Oh, ok, no I hadn't seen that one.

Yeah, it looks like that would work. What a horrendous crock. But your
point that it would find the nasty __get_user() cases is nicely made.

             Linus
Re: [PATCH v3 2/6] x86/uaccess: Avoid barrier_nospec() in 64-bit __get_user()
Posted by Josh Poimboeuf 3 days, 4 hours ago
On Thu, Nov 21, 2024 at 05:02:06PM -0800, Linus Torvalds wrote:
> [ Time passes ]
> 
> Ugh. I tried it. It looks like this:
> 
> #define inlined_get_user(res, ptr) ({                           \
>         __label__ fail2, fail1;                                 \
>         __auto_type __up = (ptr);                               \
>         int __ret = 0;                                          \
>         if (can_do_masked_user_access())                        \
>                 __up = masked_user_access_begin(__up);          \
>         else if (!user_read_access_begin(__up, sizeof(*__up)))  \
>                 goto fail1;                                     \
>         unsafe_get_user(res, ptr, fail2);                       \
>         user_access_end();                                      \
>         if (0) {                                                \
> fail2:  user_access_end();                                      \
> fail1:  __ret = -EFAULT;                                        \
>         }                                                       \
>         __ret; })

That actually doesn't seem so bad, it's easy enough to follow the logic.
And it contains the ugly/fidgety all in one place so the callers' hands
don't have to get dirty.

We could easily use that macro in size-specific inline functions
selected by a macro with a sizeof(type) switch statement -- not so bad
IMO if they improve code usage and generation.

So all the user has to do is get_user_new_and_improved() -- resolving to
get_user_new_and_improved_x() -- and the compiler decides on the
inlining.  Which on average is hopefully better than Joe Developer's
inlining decisions?  Otherwise we've got bigger problems?

Then all the arches have to do is implement unsafe_*_user_{1,2,4,8} and
the "one good implementation" idea comes together?

BTW, looking at some other arches, I notice that get_user() is already
unconditionally inline for arm64, riscv, powerpc, and s390.

I also see that arm64 already defines get_user() to __get_user(), with
__get_user() having an access_ok().

It would be really nice to have the same behavior and shared code across
all the arches.

-- 
Josh
Re: [PATCH v3 2/6] x86/uaccess: Avoid barrier_nospec() in 64-bit __get_user()
Posted by Linus Torvalds 3 days, 3 hours ago
On Thu, 21 Nov 2024 at 19:11, Josh Poimboeuf <jpoimboe@kernel.org> wrote:
>
> On Thu, Nov 21, 2024 at 05:02:06PM -0800, Linus Torvalds wrote:
> > [ Time passes ]
> >
> > Ugh.

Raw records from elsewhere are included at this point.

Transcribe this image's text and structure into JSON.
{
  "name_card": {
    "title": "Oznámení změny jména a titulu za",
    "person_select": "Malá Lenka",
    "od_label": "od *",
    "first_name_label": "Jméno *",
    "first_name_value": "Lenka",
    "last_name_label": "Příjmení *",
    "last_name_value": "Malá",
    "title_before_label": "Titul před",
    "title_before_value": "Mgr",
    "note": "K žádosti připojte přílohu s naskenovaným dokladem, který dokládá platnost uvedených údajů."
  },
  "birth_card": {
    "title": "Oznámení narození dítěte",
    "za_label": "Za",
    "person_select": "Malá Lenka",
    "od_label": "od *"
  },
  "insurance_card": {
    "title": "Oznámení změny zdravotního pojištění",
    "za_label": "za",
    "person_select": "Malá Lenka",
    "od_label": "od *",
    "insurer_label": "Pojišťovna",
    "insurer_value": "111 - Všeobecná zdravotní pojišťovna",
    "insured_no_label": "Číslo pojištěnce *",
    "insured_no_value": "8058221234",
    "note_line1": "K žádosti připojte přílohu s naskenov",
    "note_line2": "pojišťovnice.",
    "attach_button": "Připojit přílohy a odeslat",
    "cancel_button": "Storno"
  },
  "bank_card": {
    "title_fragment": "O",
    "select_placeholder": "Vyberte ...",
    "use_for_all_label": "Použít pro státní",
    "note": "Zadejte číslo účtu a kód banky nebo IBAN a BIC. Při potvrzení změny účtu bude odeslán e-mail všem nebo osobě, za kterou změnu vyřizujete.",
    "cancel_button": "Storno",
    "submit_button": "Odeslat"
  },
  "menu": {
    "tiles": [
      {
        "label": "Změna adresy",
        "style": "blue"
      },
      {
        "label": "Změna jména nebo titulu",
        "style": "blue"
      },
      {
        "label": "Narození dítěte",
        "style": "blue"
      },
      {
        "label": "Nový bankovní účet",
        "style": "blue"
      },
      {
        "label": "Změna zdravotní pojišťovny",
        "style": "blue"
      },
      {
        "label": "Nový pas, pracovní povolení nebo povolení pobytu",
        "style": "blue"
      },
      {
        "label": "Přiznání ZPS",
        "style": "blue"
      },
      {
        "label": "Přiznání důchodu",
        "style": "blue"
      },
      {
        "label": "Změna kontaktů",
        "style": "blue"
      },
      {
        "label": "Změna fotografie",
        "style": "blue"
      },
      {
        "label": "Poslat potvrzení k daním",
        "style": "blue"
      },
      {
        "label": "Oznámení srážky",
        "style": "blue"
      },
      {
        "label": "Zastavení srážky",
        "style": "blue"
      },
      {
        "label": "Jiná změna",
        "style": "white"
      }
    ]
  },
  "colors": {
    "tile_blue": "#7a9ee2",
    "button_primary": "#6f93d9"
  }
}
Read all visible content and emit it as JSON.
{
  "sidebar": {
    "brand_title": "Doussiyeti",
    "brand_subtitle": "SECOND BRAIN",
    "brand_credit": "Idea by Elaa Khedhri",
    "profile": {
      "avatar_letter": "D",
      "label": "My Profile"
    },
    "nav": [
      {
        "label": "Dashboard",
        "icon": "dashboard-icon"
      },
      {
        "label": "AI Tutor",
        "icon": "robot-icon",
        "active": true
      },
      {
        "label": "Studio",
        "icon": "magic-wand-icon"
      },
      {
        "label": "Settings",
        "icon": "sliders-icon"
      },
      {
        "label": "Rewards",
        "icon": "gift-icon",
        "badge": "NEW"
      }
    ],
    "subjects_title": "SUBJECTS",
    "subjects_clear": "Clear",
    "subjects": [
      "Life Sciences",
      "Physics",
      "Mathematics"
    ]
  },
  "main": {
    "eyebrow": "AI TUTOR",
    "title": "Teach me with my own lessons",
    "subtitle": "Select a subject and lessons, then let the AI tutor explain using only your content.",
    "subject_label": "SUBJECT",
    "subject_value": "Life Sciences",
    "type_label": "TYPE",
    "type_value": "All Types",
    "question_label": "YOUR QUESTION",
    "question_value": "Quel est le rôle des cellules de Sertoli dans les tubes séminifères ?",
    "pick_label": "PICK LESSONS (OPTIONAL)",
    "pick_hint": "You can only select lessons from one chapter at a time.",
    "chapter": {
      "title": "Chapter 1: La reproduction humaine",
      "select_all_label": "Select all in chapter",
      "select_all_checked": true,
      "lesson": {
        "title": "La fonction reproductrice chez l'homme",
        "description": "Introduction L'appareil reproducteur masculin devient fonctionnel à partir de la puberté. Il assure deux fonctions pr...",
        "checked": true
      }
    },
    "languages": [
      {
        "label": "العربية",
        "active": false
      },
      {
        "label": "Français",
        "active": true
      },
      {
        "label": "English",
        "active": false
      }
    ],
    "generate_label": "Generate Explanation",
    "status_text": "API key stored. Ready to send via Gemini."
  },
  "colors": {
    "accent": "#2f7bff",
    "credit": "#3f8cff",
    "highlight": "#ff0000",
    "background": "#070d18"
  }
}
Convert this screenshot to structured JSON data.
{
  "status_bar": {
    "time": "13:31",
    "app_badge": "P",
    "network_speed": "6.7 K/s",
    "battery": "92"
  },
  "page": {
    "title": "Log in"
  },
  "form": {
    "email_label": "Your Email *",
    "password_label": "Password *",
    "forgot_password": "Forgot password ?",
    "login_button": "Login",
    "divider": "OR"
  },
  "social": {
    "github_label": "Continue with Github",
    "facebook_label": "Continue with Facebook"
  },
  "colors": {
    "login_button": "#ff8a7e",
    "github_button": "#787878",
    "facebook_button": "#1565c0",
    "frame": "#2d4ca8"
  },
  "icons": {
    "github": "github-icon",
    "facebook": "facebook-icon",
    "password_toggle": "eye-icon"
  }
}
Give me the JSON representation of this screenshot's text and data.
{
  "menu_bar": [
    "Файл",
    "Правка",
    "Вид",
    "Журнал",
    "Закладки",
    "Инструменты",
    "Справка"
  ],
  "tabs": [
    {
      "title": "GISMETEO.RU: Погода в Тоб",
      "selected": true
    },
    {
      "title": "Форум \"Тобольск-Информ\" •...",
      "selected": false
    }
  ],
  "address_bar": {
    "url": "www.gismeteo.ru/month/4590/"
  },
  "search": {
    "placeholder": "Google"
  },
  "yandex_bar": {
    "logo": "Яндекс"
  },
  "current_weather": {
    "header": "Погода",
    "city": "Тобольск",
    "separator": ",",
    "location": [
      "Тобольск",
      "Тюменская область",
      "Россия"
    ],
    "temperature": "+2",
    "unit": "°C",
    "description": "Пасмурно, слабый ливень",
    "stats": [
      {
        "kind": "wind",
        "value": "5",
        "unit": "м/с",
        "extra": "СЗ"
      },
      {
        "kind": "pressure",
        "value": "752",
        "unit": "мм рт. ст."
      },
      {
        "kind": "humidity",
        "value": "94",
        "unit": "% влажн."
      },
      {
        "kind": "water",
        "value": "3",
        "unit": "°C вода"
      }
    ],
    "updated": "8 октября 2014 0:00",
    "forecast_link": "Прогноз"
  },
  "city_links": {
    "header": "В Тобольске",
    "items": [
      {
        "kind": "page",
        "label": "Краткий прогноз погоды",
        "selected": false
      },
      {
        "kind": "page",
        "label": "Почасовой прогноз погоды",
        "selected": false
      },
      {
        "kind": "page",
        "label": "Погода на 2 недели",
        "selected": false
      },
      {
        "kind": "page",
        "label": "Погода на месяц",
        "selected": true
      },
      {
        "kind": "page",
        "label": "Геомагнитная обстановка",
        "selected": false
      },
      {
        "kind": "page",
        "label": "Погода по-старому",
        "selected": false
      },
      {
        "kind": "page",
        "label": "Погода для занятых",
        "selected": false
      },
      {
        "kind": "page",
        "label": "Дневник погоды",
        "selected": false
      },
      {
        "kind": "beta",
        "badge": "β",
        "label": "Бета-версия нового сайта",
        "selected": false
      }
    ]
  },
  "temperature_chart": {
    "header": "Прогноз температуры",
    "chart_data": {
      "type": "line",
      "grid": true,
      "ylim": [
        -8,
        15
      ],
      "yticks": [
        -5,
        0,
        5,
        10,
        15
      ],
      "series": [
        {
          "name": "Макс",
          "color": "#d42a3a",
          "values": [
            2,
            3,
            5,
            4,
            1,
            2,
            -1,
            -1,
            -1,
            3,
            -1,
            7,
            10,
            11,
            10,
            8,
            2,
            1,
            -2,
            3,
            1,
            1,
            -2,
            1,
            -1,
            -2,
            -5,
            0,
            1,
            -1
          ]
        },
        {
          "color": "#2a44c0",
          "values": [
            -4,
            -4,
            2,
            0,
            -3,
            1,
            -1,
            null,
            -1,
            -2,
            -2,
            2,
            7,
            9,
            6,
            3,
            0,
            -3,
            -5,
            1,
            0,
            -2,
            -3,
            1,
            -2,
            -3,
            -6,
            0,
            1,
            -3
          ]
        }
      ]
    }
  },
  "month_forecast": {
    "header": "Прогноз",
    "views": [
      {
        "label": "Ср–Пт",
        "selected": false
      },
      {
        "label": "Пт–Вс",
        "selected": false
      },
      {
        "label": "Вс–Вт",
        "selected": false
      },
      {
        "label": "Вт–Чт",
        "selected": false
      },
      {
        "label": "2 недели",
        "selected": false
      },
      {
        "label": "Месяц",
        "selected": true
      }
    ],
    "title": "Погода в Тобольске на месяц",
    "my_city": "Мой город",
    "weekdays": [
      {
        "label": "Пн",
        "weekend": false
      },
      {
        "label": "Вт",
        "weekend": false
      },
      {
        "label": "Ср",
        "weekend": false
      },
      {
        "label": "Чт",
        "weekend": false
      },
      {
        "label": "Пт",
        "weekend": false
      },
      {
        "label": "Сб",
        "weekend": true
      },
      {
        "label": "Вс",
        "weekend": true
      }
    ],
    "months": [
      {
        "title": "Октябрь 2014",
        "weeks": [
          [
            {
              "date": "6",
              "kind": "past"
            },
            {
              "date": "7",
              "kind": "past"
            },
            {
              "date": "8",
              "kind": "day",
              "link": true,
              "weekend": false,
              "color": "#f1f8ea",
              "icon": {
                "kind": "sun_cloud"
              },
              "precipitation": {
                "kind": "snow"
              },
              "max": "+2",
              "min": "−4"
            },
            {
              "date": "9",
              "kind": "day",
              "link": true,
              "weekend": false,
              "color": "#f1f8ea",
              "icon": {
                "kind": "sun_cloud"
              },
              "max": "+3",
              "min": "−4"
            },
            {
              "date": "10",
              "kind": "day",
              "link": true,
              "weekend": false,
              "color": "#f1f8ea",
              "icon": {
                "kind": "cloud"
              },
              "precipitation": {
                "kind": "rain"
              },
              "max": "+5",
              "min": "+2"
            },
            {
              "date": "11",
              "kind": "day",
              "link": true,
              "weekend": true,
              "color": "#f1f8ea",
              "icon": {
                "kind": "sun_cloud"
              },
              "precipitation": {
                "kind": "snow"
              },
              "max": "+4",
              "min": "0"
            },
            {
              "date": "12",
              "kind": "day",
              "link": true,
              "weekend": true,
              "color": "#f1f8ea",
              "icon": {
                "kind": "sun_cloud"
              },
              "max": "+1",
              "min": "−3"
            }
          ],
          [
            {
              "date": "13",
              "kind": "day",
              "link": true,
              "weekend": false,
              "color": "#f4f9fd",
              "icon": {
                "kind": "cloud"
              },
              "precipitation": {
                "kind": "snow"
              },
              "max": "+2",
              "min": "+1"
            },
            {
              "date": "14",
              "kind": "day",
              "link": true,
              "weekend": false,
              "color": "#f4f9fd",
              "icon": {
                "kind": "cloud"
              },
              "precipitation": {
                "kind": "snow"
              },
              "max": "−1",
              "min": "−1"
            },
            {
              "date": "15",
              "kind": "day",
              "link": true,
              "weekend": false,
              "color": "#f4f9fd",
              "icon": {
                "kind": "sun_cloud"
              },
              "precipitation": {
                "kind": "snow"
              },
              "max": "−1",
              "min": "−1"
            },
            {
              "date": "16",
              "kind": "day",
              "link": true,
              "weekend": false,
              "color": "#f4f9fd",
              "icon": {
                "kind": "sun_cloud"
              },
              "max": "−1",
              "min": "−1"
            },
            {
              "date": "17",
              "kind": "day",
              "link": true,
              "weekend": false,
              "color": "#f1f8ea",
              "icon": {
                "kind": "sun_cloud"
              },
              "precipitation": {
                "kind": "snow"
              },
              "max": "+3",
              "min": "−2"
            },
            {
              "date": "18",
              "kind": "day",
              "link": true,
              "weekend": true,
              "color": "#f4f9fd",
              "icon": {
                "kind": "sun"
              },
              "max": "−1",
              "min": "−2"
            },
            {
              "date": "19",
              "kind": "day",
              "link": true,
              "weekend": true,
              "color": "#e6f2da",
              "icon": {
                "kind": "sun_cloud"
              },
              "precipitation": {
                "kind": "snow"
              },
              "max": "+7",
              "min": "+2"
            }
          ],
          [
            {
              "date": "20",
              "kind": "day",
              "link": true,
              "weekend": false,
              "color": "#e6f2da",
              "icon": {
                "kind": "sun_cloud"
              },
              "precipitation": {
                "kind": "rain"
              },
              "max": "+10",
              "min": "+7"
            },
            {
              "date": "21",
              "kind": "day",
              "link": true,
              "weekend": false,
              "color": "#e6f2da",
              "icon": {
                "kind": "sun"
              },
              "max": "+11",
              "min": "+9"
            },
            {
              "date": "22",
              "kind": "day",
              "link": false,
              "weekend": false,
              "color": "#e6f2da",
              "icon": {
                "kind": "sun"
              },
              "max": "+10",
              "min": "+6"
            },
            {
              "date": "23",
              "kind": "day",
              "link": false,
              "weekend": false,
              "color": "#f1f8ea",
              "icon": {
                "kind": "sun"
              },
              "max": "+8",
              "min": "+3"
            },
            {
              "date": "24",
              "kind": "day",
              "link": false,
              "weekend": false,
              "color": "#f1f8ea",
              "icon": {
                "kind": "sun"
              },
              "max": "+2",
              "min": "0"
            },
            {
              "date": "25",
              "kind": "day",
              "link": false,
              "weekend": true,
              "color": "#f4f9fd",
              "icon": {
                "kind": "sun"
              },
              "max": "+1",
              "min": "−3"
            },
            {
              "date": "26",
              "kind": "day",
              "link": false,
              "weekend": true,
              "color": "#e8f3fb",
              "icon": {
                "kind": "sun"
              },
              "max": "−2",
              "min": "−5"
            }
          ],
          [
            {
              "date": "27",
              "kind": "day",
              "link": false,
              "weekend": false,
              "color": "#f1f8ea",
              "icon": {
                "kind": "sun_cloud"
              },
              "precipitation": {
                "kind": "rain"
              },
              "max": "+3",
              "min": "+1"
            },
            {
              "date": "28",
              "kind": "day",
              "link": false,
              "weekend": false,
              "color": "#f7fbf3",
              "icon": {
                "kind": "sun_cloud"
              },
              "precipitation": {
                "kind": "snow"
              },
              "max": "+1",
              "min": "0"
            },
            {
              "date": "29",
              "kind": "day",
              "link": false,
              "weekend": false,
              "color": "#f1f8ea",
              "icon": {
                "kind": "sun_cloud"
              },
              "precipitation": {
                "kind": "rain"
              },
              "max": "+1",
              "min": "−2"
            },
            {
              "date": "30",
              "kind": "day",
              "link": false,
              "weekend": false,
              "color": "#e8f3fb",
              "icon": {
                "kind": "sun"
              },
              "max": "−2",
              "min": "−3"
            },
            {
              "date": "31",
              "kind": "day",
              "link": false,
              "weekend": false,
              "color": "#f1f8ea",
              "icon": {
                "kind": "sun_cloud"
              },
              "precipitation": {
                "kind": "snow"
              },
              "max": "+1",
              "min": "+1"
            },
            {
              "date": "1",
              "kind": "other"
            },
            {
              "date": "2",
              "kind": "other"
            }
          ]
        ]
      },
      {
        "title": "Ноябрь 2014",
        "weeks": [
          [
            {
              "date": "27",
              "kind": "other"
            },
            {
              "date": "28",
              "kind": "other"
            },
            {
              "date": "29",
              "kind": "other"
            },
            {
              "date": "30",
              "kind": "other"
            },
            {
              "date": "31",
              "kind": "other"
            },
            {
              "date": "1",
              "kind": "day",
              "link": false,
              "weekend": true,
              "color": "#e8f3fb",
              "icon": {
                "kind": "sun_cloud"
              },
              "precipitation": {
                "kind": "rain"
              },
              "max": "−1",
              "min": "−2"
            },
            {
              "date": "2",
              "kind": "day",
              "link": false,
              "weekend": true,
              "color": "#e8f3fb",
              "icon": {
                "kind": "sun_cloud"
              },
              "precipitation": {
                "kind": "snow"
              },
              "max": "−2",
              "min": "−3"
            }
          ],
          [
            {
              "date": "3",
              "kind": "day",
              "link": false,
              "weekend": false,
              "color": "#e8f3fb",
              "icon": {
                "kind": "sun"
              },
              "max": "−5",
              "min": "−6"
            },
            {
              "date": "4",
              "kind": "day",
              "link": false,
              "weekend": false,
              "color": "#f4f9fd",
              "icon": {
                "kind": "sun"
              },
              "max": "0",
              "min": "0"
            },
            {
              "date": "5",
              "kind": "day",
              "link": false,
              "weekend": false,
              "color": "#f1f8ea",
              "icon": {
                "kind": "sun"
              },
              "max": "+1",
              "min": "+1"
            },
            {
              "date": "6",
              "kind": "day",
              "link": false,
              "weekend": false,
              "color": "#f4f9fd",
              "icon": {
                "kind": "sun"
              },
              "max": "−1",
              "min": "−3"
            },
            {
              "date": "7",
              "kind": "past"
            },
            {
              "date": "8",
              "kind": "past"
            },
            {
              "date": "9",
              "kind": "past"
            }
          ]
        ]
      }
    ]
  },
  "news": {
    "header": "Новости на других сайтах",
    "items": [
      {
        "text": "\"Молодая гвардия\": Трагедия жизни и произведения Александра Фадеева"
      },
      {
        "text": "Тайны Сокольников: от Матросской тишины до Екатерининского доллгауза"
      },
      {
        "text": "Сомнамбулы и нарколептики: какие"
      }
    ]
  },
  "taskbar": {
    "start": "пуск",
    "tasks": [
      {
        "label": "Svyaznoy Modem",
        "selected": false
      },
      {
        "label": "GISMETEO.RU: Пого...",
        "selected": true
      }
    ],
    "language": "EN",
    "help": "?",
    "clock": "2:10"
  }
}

I tried it. It looks like this:
> >
> > #define inlined_get_user(res, ptr) ({                           \
> >         __label__ fail2, fail1;                                 \
> >         __auto_type __up = (ptr);                               \
> >         int __ret = 0;                                          \
> >         if (can_do_masked_user_access())                        \
> >                 __up = masked_user_access_begin(__up);          \
> >         else if (!user_read_access_begin(__up, sizeof(*__up)))  \
> >                 goto fail1;                                     \
> >         unsafe_get_user(res, ptr, fail2);                       \

That 'ptr' needs to be '__up' of course.

Other than that it actually seems to work.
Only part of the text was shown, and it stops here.